Coach Rob Sanicola had seen enough. His basketball team’s 13-point lead was gone. St. Joseph’s lead over Bates was down to a point with more than 10 minutes left to play.
No one wearing a St. Joseph’s uniform Tuesday night had ever played Bates and walked off the court a winner. Before his players let another team’s momentum roll over them, Sanicola called a timeout. He had just enough time to coach and to teach.
Early-season, nonconference basketball games are not unlike pop quizzes. Game or quiz, each can be used to expose or reinforce what you know and what you don’t know. Games played within the conference are the tests. Tuesday night’s game with Bates seemed to be both quiz and test.
Go for the easier shots, Sanicola told Julio Vazquez, his veteran point guard and the team’s only senior. Get the ball inside to Nicholas Jobin.
So Vazquez did. Jobin’s slam dunk was the shot in the arm that energized teammates and fans. St. Joseph’s won 66-54 for its third win in three games.
“It was pretty fun,” said Vazquez, a sports management major from Waterbury, Conn. “For us to control the game like we did shows how we’ve grown as a team. It’s different. Everyone’s contributing. We have a lot of unsung heroes. Then you get a Steve Simonds who comes in and scores 25 points.”
Simonds didn’t play much last season, his first after leading Bonny Eagle High to the Western Class A playoffs. Fifteen of his points came on 3-point shots.

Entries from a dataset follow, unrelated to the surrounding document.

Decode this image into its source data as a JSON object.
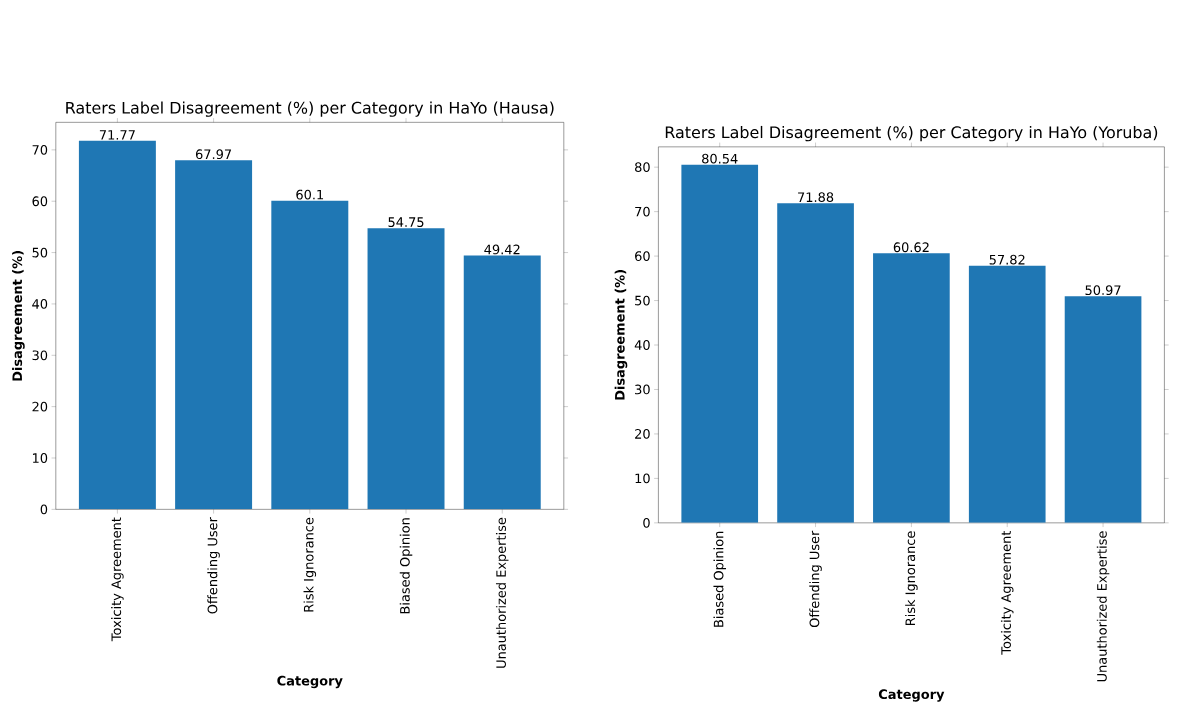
{
  "chart_data": [
    {
      "type": "bar",
      "title": "Raters Label Disagreement (%) per Category in HaYo (Hausa)",
      "xlabel": "Category",
      "ylabel": "Disagreement (%)",
      "categories": [
        "Toxicity Agreement",
        "Offending User",
        "Risk Ignorance",
        "Biased Opinion",
        "Unauthorized Expertise"
      ],
      "values": [
        71.77,
        67.97,
        60.1,
        54.75,
        49.42
      ],
      "color": "#1f77b4",
      "data_labels": true,
      "ylim": [
        0,
        75.36
      ],
      "yticks": [
        0,
        10,
        20,
        30,
        40,
        50,
        60,
        70
      ]
    },
    {
      "type": "bar",
      "title": "Raters Label Disagreement (%) per Category in HaYo (Yoruba)",
      "xlabel": "Category",
      "ylabel": "Disagreement (%)",
      "categories": [
        "Biased Opinion",
        "Offending User",
        "Risk Ignorance",
        "Toxicity Agreement",
        "Unauthorized Expertise"
      ],
      "values": [
        80.54,
        71.88,
        60.62,
        57.82,
        50.97
      ],
      "color": "#1f77b4",
      "data_labels": true,
      "ylim": [
        0,
        84.57
      ],
      "yticks": [
        0,
        10,
        20,
        30,
        40,
        50,
        60,
        70,
        80
      ]
    }
  ]
}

Vazquez has been on teams that won 19, 20 and 18 games the past three seasons. The Monks have lost nine games or fewer in each of those seasons. But they’ve not made it to the NCAA Division III playoffs, the final exams.
“Playing and winning three games means we have 22 to go,” said Jobin, a junior big man from Westbrook. “We want a conference championship.”
Tuesday night, Jobin was matching moves frequently with Eddie Bogdanovich, a very familiar rival and friend from Portland High. On the court they know each other too well.
“It’s kind of a competitive thing,” said Jobin. “I know there’s more interest when we play a Maine school but it doesn’t really matter to us who the opponent is. These games are helping us get prepared.”
St. Joseph’s opened by beating Bowdoin, the University of Southern Maine and Bates. Listening to Vazquez and Jobin, no one should read significance into the victories.
“We can be happy with the energy we’ve taken away from each win,” said Jobin, too conscious of his answers. “But only a little.”
Ollie Koo’s three goals and five assists in wins over the University of New England, Salve Regina and Suffolk University earned him New England Small College Athletic Conference player of the week in men’s hockey. His three goals were scored on Suffolk in Sunday’s game. Koo (Greenwich, Conn.) leads all NESCAC players with 10 points. Bowdoin plays rival Colby on Friday night at home.
UNIVERSITY OF NEW ENGLAND
Teammates Beth Suggs (Bath) and Meghan Gribbin (Windham) had big nights against Bowdoin College and were rewarded with Commonwealth Coast Conference Player of the Week and Rookie of the Week recognition in women’s basketball. Suggs, a senior forward, scored 22 points and had 11 rebounds in the 40-point victory over Bowdoin. Suggs was 10 of 12 (83 percent) from the floor. Gribbin, the team’s point guard, scored 13. The win over Bowdoin was the first in 18 games dating back to the 1994-95 season.
UNIVERSITY OF SOUTHERN MAINE
Kristin Potito has the distinction of playing on two team sports that reached the NCAA playoffs in the same academic year 25 years ago. It’s not a singular distinction but is probably the first. Potito is the all-time single-season and career scoring leader at USM in field hockey. Her 1987 field hockey team, coached by Paula Hodgdon, is the first USM team to qualify for the NCAA Division III playoffs. That team will be honored at Friday night’s Husky Heroes banquet at the Portland Club along with administrators Doc Costello and Al Bean, Coach Gary Fifield and All-American Ashley Marble.
But Potito also played on the women’s basketball team, coached by Fifield, that reached the NCAA playoffs. Julie Plant did it twice in 1997-98 and 1998-99 in basketball and softball. Danielle DeGraw and Amanda Kimball did the basketball-softball double in 1997-98 and Haley Jordan did the women’s basketball-lacrosse double in 2010.